Crime & Justice

Salvadoran government responds to gangs’ challenge with massive arrests

San Salvador, Mar 28 (EFE).- Salvadoran authorities have launched massive raids to capture huge numbers of gang members in response to the escalation in murders by the gangs that took the lives of 87 people on the weekend and led Congress to decree a state of emergency at the request of President Nayib Bukele.

Despite the extraordinary measure and the large numbers of arrests, gangs challenged the Bukele administration by killing 11 more people on Sunday, the day on which the state of emergency went into force.

On Friday, 14 people were murdered and on Saturday a total of 62 more were killed, making it the deadliest day in El Salvador’s recent history.

The arrests of presumed gang leaders, mainly those heading up elements of the Mara Salvatrucha (MS13), began on Saturday, but the raids were intensified on Sunday and have continued on Monday without any information being released so far by the authorities on the numbers of people taken into custody.

As of Sunday night, police and army troops had captured at least 576 people around the country, in particular in residential neighborhoods.

The police reported on their social network accounts that security forces “are executing actions like vehicle controls, raids of homes and of suspicious individuals.”

The authorities blame the gangs, mainly MS13, for the recent wave of violence in El Salvador but they still have not explained the reason for the spike in murders.

The national Prosecutor’s Office said Monday in a statement that the state of emergency, which will be in effect for 30 days, “does not affect the free circulation or the freedom of expression” of the public, adding that “people will be able to move about with no restriction.”

“For the great majority of Salvadorans, these measures will not affect their day to day lives,” the police said, emphasizing that “religious services, sports events, business and studies will continue to function normally.”

Various local media outlets emphasized on Monday that students, public and private sector workers all were able to move freely to go about their business on the second day of the emergency decree.
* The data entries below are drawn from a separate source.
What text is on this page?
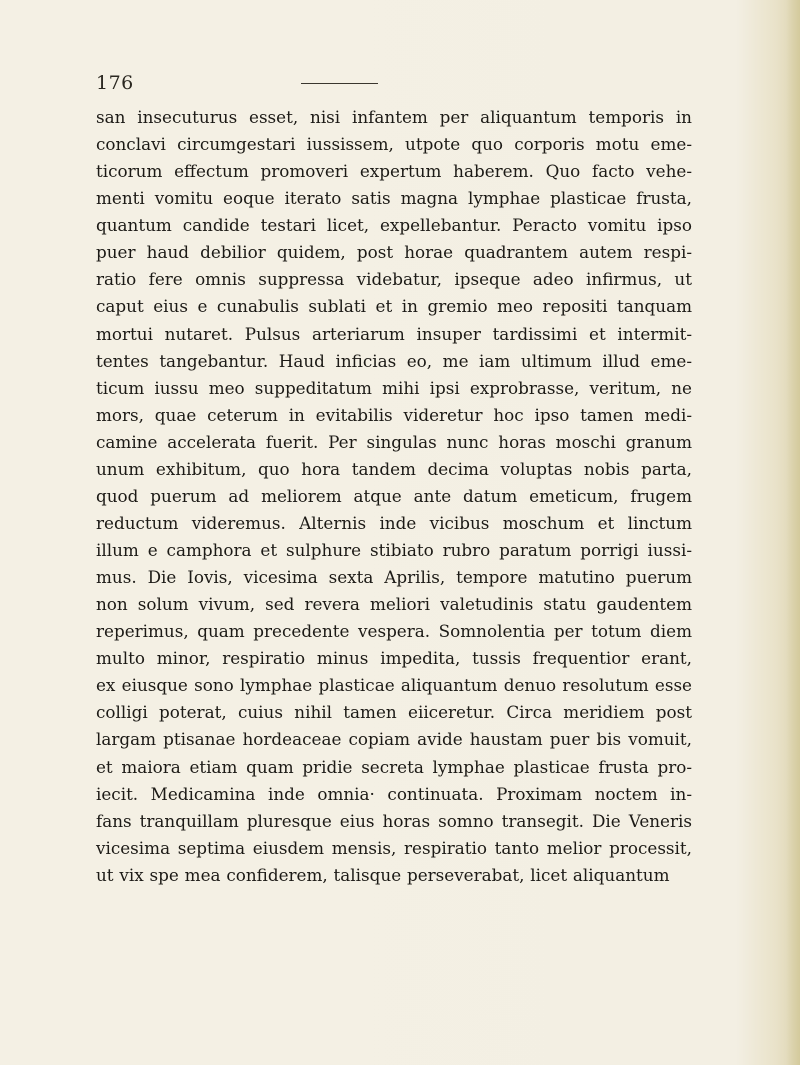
176
san insecuturus esset, nisi infantem per aliquantum temporis in
conclavi circumgestari iussissem, utpote quo corporis motu eme-
ticorum effectum promoveri expertum haberem. Quo facto vehe-
menti vomitu eoque iterato satis magna lymphae plasticae frusta,
quantum candide testari licet, expellebantur. Peracto vomitu ipso
puer haud debilior quidem, post horae quadrantem autem respi-
ratio fere omnis suppressa videbatur, ipseque adeo infirmus, ut
caput eius e cunabulis sublati et in gremio meo repositi tanquam
mortui nutaret. Pulsus arteriarum insuper tardissimi et intermit-
tentes tangebantur. Haud inficias eo, me iam ultimum illud eme-
ticum iussu meo suppeditatum mihi ipsi exprobrasse, veritum, ne
mors, quae ceterum in evitabilis videretur hoc ipso tamen medi-
camine accelerata fuerit. Per singulas nunc horas moschi granum
unum exhibitum, quo hora tandem decima voluptas nobis parta,
quod puerum ad meliorem atque ante datum emeticum, frugem
reductum videremus. Alternis inde vicibus moschum et linctum
illum e camphora et sulphure stibiato rubro paratum porrigi iussi-
mus. Die Iovis, vicesima sexta Aprilis, tempore matutino puerum
non solum vivum, sed revera meliori valetudinis statu gaudentem
reperimus, quam precedente vespera. Somnolentia per totum diem
multo minor, respiratio minus impedita, tussis frequentior erant,
ex eiusque sono lymphae plasticae aliquantum denuo resolutum esse
colligi poterat, cuius nihil tamen eiiceretur. Circa meridiem post
largam ptisanae hordeaceae copiam avide haustam puer bis vomuit,
et maiora etiam quam pridie secreta lymphae plasticae frusta pro-
iecit. Medicamina inde omnia· continuata. Proximam noctem in-
fans tranquillam pluresque eius horas somno transegit. Die Veneris
vicesima septima eiusdem mensis, respiratio tanto melior processit,
ut vix spe mea confiderem, talisque perseverabat, licet aliquantum
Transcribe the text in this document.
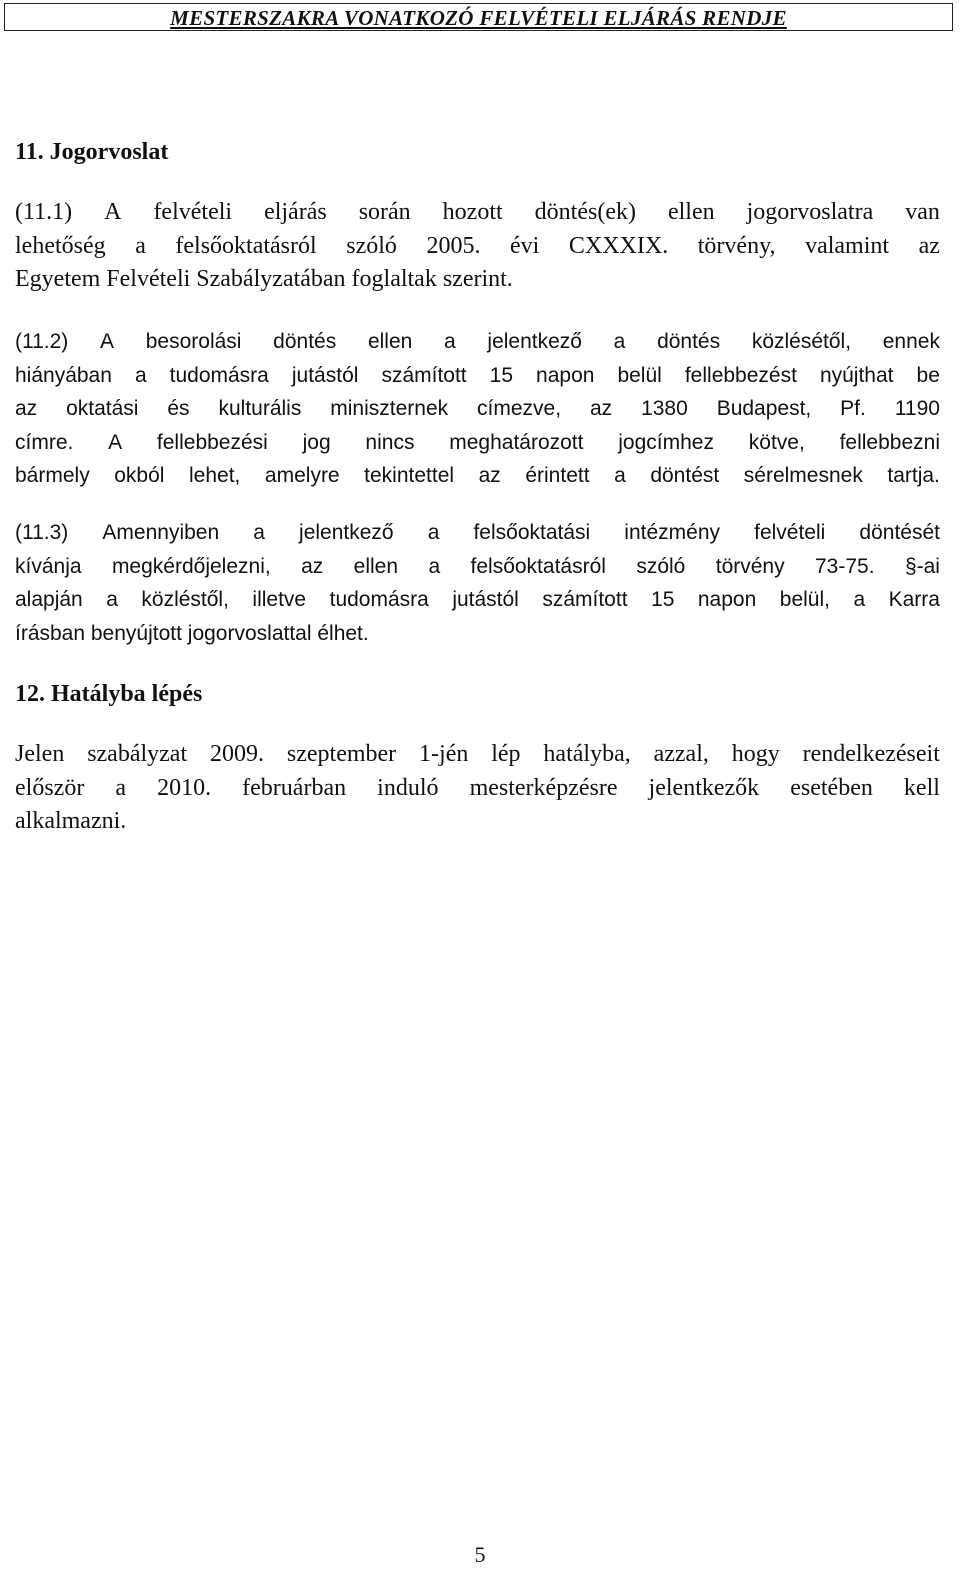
MESTERSZAKRA VONATKOZÓ FELVÉTELI ELJÁRÁS RENDJE
11. Jogorvoslat
(11.1) A felvételi eljárás során hozott döntés(ek) ellen jogorvoslatra van
lehetőség a felsőoktatásról szóló 2005. évi CXXXIX. törvény, valamint az
Egyetem Felvételi Szabályzatában foglaltak szerint.
(11.2) A besorolási döntés ellen a jelentkező a döntés közlésétől, ennek
hiányában a tudomásra jutástól számított 15 napon belül fellebbezést nyújthat be
az oktatási és kulturális miniszternek címezve, az 1380 Budapest, Pf. 1190
címre. A fellebbezési jog nincs meghatározott jogcímhez kötve, fellebbezni
bármely okból lehet, amelyre tekintettel az érintett a döntést sérelmesnek tartja.
(11.3) Amennyiben a jelentkező a felsőoktatási intézmény felvételi döntését
kívánja megkérdőjelezni, az ellen a felsőoktatásról szóló törvény 73-75. §-ai
alapján a közléstől, illetve tudomásra jutástól számított 15 napon belül, a Karra
írásban benyújtott jogorvoslattal élhet.
12. Hatályba lépés
Jelen szabályzat 2009. szeptember 1-jén lép hatályba, azzal, hogy rendelkezéseit
először a 2010. februárban induló mesterképzésre jelentkezők esetében kell
alkalmazni.
5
“On the first day of the last week of March, and the second day of the state of emergency, Salvadorans awoke, as always, and some bus stops were crowded,” the Prensa Grafica reported.

Oscar Ortiz, a former Salvadoran vice president and current head of the opposition Farabundo Marti National Liberation Front (FMLN), told reporters on Monday that the government’s plan to wrest control from the gangs around the country “doesn’t exist” and that it is only “a massive strategy with a propagandistic nature.”

“Basically, what’s been done is to create an entire massive communication strategy to try and give the impression that the violence situation has been brought under control,” the politician said.

He added that the government’s claim “that the violence situation was under control via the Territorial Plan doesn’t exist.”

The Bukele government attributes the accelerated drop in murders to the Territorial Control Plan, which was implemented in June 2019.

El Salvador in 2015 endured the most violent year in its recent history with 103 homicides per 100,000 residents, a rate that has been falling since then.

According to the President’s Office, during the first two years of Bukele’s mandate, from June 2019 to June 2021, there were 2,985 homicides, while during the first two years of the administrations of Mauricio Funes (2009-2014) and Salvador Sanchez Ceren (2014-2019) there were 8,316 and 11,825 murders, respectively.

In Ortiz’s judgment, the rise in murders in recent days “shows us that the criminal structure in El Salvador remains strong and has the ability to change the indicators in the area of violence when they want.”

The Cristosal humanitarian organization warned on Monday that the approval of the state of emergency did not comply with constitutional requirements “given that the increase in crime alone is no justification for the suspension of constitutional rights.”

The organization added that Congress “made no analysis of proportionality that would justify the use of the state of emergency,” which was approved without any legislative debate or discussion.